7. Barrett’s Esophagus

Sex hormones can play a major role in the development of Barrett’s esophagus and Gastroesophageal Reflux Disorder (or GERD). Estrogen tends to be somewhat protective against Barrett’s esophagus until the protective effects of estrogen wear off with menopause.

After menopause, women and men show SIMILAR rates of Barrett’s esophagus. Barrett’s esophagus affects BOTH men and women!!!

Barrett’s esophagus increases your risk of esophageal cancer. All reflux symptoms should be discussed in depth with our staff to avoid missed diagnoses, delayed care, and poor outcomes, and to ensure appropriate surveillance guidelines are being followed.

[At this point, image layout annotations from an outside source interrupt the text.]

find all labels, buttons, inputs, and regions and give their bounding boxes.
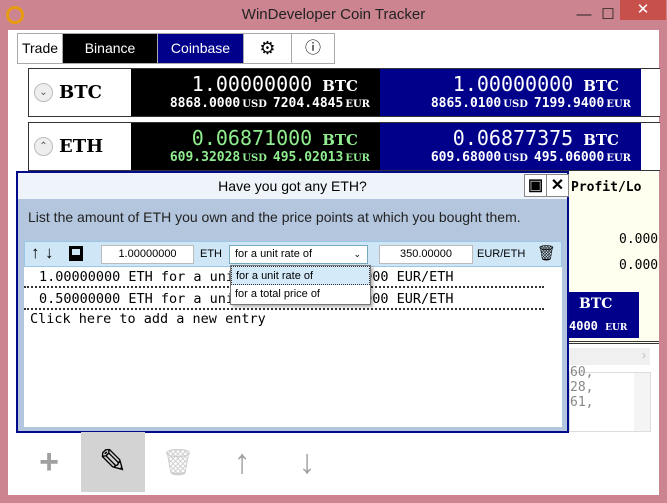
- unit: BTC: [322, 131, 358, 149]
- amount: 1.00000000: [452, 72, 574, 96]
- usd-label: USD: [503, 153, 528, 164]
- delete-trash-button[interactable]: 🗑: [146, 432, 210, 492]
- tab-coinbase[interactable]: Coinbase: [157, 33, 244, 64]
- dialog-title: Have you got any ETH?: [218, 178, 367, 194]
- dialog-save-icon[interactable]: ▣: [524, 174, 547, 197]
- add-entry-link[interactable]: Click here to add a new entry: [30, 311, 266, 327]
- coin-symbol: BTC: [59, 82, 102, 103]
- dropdown-option[interactable]: for a total price of: [231, 285, 370, 304]
- title-bar: WinDeveloper Coin Tracker — ☐ ✕: [0, 0, 667, 30]
- amount-input[interactable]: 1.00000000: [101, 245, 194, 264]
- eur-label: EUR: [606, 99, 631, 110]
- mode-select[interactable]: for a unit rate of ⌄: [229, 245, 368, 264]
- coin-card-eth: ⌃ ETH 0.06871000 BTC 609.32028 USD 495.0201…: [28, 122, 660, 171]
- vertical-scrollbar[interactable]: [634, 373, 650, 431]
- chevron-down-icon: ⌄: [353, 249, 361, 259]
- tab-settings-gear-icon[interactable]: ⚙: [243, 33, 292, 64]
- save-entry-icon[interactable]: [69, 246, 83, 261]
- move-down-icon[interactable]: ↓: [45, 243, 54, 263]
- usd-value: 8868.0000: [169, 96, 241, 111]
- amount: 0.06877375: [452, 126, 574, 150]
- usd-label: USD: [503, 99, 528, 110]
- move-up-button[interactable]: ↑: [210, 432, 274, 492]
- usd-label: USD: [242, 99, 267, 110]
- profit-value: 0.000: [619, 232, 659, 247]
- delete-entry-icon[interactable]: 🗑: [537, 244, 556, 262]
- usd-label: USD: [242, 153, 267, 164]
- tab-trade[interactable]: Trade: [17, 33, 63, 64]
- mode-dropdown: for a unit rate of for a total price of: [230, 265, 371, 305]
- price-input[interactable]: 350.00000: [379, 245, 473, 264]
- coin-card-btc: ⌄ BTC 1.00000000 BTC 8868.0000 USD 7204.484…: [28, 68, 660, 117]
- eur-value: 495.06000: [533, 150, 605, 165]
- btc-panel: BTC 4000 EUR: [569, 292, 639, 338]
- horizontal-scrollbar[interactable]: ›: [569, 348, 650, 365]
- maximize-button[interactable]: ☐: [598, 0, 618, 30]
- amount: 1.00000000: [191, 72, 313, 96]
- entry-editor: ↑ ↓ 1.00000000 ETH for a unit rate of ⌄ 3…: [24, 241, 562, 267]
- close-button[interactable]: ✕: [620, 0, 666, 20]
- amount-unit: ETH: [200, 248, 222, 260]
- unit: BTC: [583, 77, 619, 95]
- minimize-button[interactable]: —: [570, 0, 598, 30]
- profit-header: Profit/Lo: [571, 180, 642, 195]
- unit: BTC: [579, 296, 613, 312]
- profit-value: 0.000: [619, 258, 659, 273]
- holdings-dialog: Have you got any ETH? ▣ ✕ List the amoun…: [16, 171, 569, 433]
- log-textarea[interactable]: 60, 28, 61,: [569, 365, 651, 432]
- usd-value: 609.32028: [169, 150, 241, 165]
- eur-value: 7204.4845: [272, 96, 344, 111]
- coin-symbol: ETH: [59, 136, 104, 157]
- eur-label: EUR: [606, 153, 631, 164]
- usd-value: 8865.0100: [430, 96, 502, 111]
- eur-value: 495.02013: [272, 150, 344, 165]
- tab-info-icon[interactable]: ⓘ: [291, 33, 335, 64]
- unit: BTC: [322, 77, 358, 95]
- price-unit: EUR/ETH: [477, 248, 526, 260]
- usd-value: 609.68000: [430, 150, 502, 165]
- tab-binance[interactable]: Binance: [62, 33, 158, 64]
- amount: 0.06871000: [191, 126, 313, 150]
- move-down-button[interactable]: ↓: [275, 432, 339, 492]
- dialog-instruction: List the amount of ETH you own and the p…: [28, 209, 521, 225]
- app-logo-icon: [6, 6, 24, 24]
- coinbase-quote: 1.00000000 BTC 8865.0100 USD 7199.9400 EUR: [380, 69, 641, 116]
- selected-mode: for a unit rate of: [235, 248, 313, 260]
- edit-pencil-button[interactable]: ✎: [81, 432, 145, 492]
- eur-value: 4000 EUR: [569, 319, 628, 333]
- dialog-header: Have you got any ETH?: [18, 173, 567, 199]
- dialog-close-icon[interactable]: ✕: [546, 174, 569, 197]
- dropdown-option[interactable]: for a unit rate of: [231, 266, 370, 285]
- eur-label: EUR: [345, 153, 370, 164]
- move-up-icon[interactable]: ↑: [31, 243, 40, 263]
- binance-quote: 1.00000000 BTC 8868.0000 USD 7204.4845 EUR: [131, 69, 380, 116]
- eur-value: 7199.9400: [533, 96, 605, 111]
- unit: BTC: [583, 131, 619, 149]
- add-button[interactable]: +: [17, 432, 81, 492]
- window-title: WinDeveloper Coin Tracker: [241, 6, 426, 23]
- eur-label: EUR: [345, 99, 370, 110]
- coinbase-quote: 0.06877375 BTC 609.68000 USD 495.06000 EUR: [380, 123, 641, 170]
- binance-quote: 0.06871000 BTC 609.32028 USD 495.02013 EUR: [131, 123, 380, 170]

8. Other Special Considerations for Women:

  • Certain autoimmune LIVER diseases (such as autoimmune hepatitis, and primary biliary cirrhosis) are more common in women.
  • Women have an increased risk of other autoimmune conditions like Hashimoto’s thyroiditis, which the most common cause of hypothyroidism in the United States. Having one autoimmune condition increases your risk of developing others. SIBO is commonly seen in patients with autoimmune diseases, like IBD, celiac disease, and Hashimoto's. The exact association between these diseases is not well understood; however, because women are at increased risk of autoimmune conditions they may be at increased risk for SIBO as well. 
  • Gallstones and gallbladder disease are more common in women.
  • GI cancers including STOMACH, GALLBLADDER, BILE DUCT, LIVER and PANCREATIC cancers occur in BOTH men and women!
  • Due to physiological differences between men and women, some medications used to treat GI disorders or other disorders will be absorbed and metabolized differently between men and women. This is due in part to lower body weight, differences in fat and muscle percentages, slower GI motility, delayed gastric emptying, and less intestinal enzymatic activity. Women tend to produce less stomach acid than men. They also digest food more slowly. Drugs that require an empty stomach for absorption may not work as well if women don’t wait long enough after eating a meal before taking their medication. We take this into consideration when prescribing medications and when administering anesthesia!